Few vegetables are as misunderstood, as eggplants are.  What Annalena means by this, is that many people THINK they like them, but actually like eggplant as a carrier for other things.   Step back a minute and think:  when you have eggplant parmagiana, can you pick the flavor of eggplant out of that mouthful?  Annalena thinks not.  When  you eat baba ghanouj, how about picking eggplant out of the tahini?  Again, very difficult to do , isn't it?  Fact of the matter is, eggplant is one of those vegetables that seems to add more texture than flavor to things.  Many people think of it as a meat substitute, because it is dense, chewy, and picks up flavors, but let's revisit eggplant and treat it for what it is.

This soup does use other ingredients, but the star is the eggplant.  And Annalena assures you, you will taste it.  And you will like it.

Let us start with our ingredients.  You will need eggplants, plum tomatoes (you do need the plum variety here), a large onion, and about six cloves of garlic.  You should have twice as much eggplant as you do tomatoes.  So, if you have two pounds of eggplant....    Approximations are fine, especially if there is a higher ratio of eggplant to tomato than 2:1  You CAN also use basil or pesto with this, if you like.  To keep it more fat free, use the basil leaves rather than the pesto.

Preheat your oven to 425.  Cut the blossom end off of your eggplants  and then cut them in half, lengthwise.  Do the same with your plum tomatoes.  Cut your onion in quarters, and peel it.  Now, do one of two things: EITHER rub two baking sheets with olive oil (do not be skimpy), OR  line them with parchment paper, and rub olive oil over the cut surface of the tomatoes and the eggplant, and rub it on the onion and garlic.

If you do not use the parchment paper, you will get a browner, more "roasty" tasting soup, but cleanup will be more difficult.  If you use the parchment, you will still get some smokiness, but not the same amount, and clean up will be simple.

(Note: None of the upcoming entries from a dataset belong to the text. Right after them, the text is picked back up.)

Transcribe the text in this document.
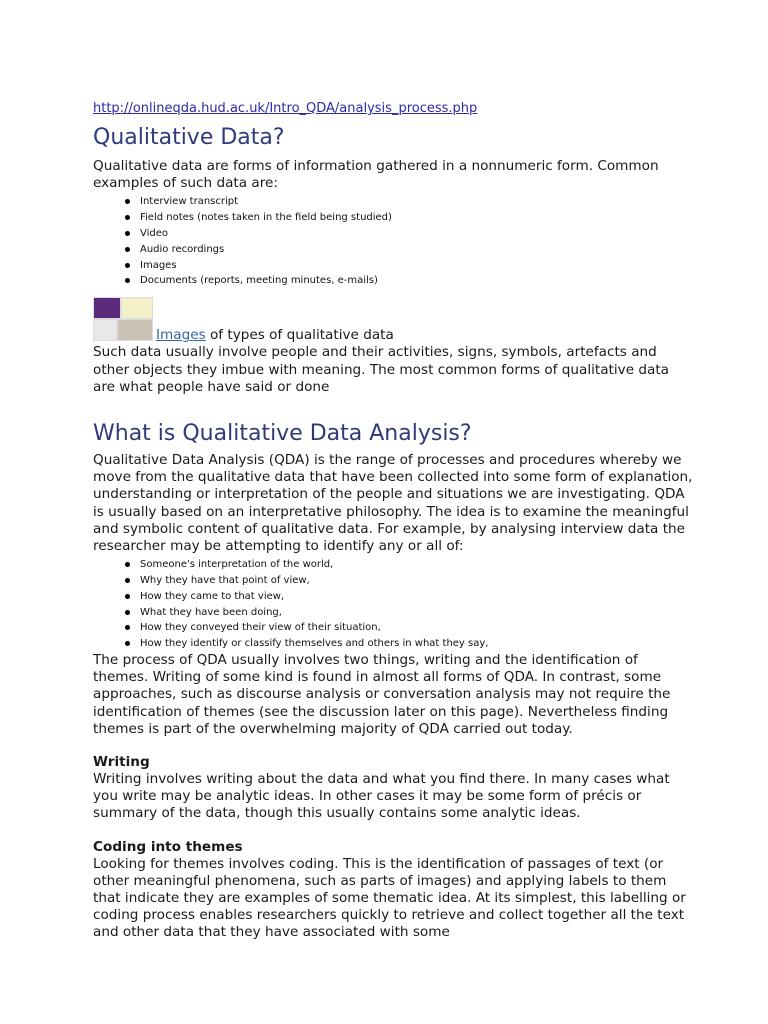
http://onlineqda.hud.ac.uk/Intro_QDA/analysis_process.php
Qualitative Data?

Qualitative data are forms of information gathered in a nonnumeric form. Common examples of such data are:

Interview transcript
Field notes (notes taken in the field being studied)
Video
Audio recordings
Images
Documents (reports, meeting minutes, e-mails)

Images of types of qualitative data

Such data usually involve people and their activities, signs, symbols, artefacts and other objects they imbue with meaning. The most common forms of qualitative data are what people have said or done

What is Qualitative Data Analysis?

Qualitative Data Analysis (QDA) is the range of processes and procedures whereby we move from the qualitative data that have been collected into some form of explanation, understanding or interpretation of the people and situations we are investigating. QDA is usually based on an interpretative philosophy. The idea is to examine the meaningful and symbolic content of qualitative data. For example, by analysing interview data the researcher may be attempting to identify any or all of:

Someone's interpretation of the world,
Why they have that point of view,
How they came to that view,
What they have been doing,
How they conveyed their view of their situation,
How they identify or classify themselves and others in what they say,

The process of QDA usually involves two things, writing and the identification of themes. Writing of some kind is found in almost all forms of QDA. In contrast, some approaches, such as discourse analysis or conversation analysis may not require the identification of themes (see the discussion later on this page). Nevertheless finding themes is part of the overwhelming majority of QDA carried out today.

Writing

Writing involves writing about the data and what you find there. In many cases what you write may be analytic ideas. In other cases it may be some form of précis or summary of the data, though this usually contains some analytic ideas.

Coding into themes

Looking for themes involves coding. This is the identification of passages of text (or other meaningful phenomena, such as parts of images) and applying labels to them that indicate they are examples of some thematic idea. At its simplest, this labelling or coding process enables researchers quickly to retrieve and collect together all the text and other data that they have associated with some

Your choice.

Put the eggplant, cut side down on one baking sheet, with the onion and the garlic.  Put the tomatoes on the other one, cut sides UP.  Sprinkle a little salt on them.

Bake these guys for about forty minutes.  After twenty, reverse the position in the oven, and at twenty, check your garlic.  If it's soft and tender, take it out, and put it in a bowl.  If not, let it continue to roast.    When you can push the eggplant and get no resistance, your veggies are done.  Get them out of the oven, dump them all into a bowl, and let them cool.  You'll notice, even if you used the parchment, that the tomatoes and eggplants have browned a bit.  The onion will have softened.

It is VERY important that you show some patience here, because these vegertables are very, very hot.    When they do cool down, scrape the pulp from the eggplant.  If you get some of the skin, it's no big deal, but don't take too much of it.

Now, get those veggies into a blender.  You don't have to peel the garlic.  Seriously, you don't.  If your blender isn't big enough, do this in two batches.  If you are inclined, this is the time to add the basil leaves, or the pesto.

You will not need liquid, because the juice of the tomatoes, and the water in the eggplant will be sufficient to make a puree; however, you must stand back now and look at it, because this is THICK.  If  you are fonder of thinner soups, do use water, or vegetable stock or chicken stock to thin it, but know that the delicate flavor of the eggplant will become more diluted.  To Annalena's taste, better to have a small bowl of the thick stuff. 

Taste.  Adjust your seasonings.  Eggplant needs a fair piece of salt, so be ready.

And there you are.  A soup that uses the tail ends of what summer has given us so bountifully.  You may be surprised how little this makes:  Annalena got just over a quart, but it is difficult to eat much of this.

Soon, ragazzi, Annalena tangles with a vegetable she has not cooked more than once: kohlrabi.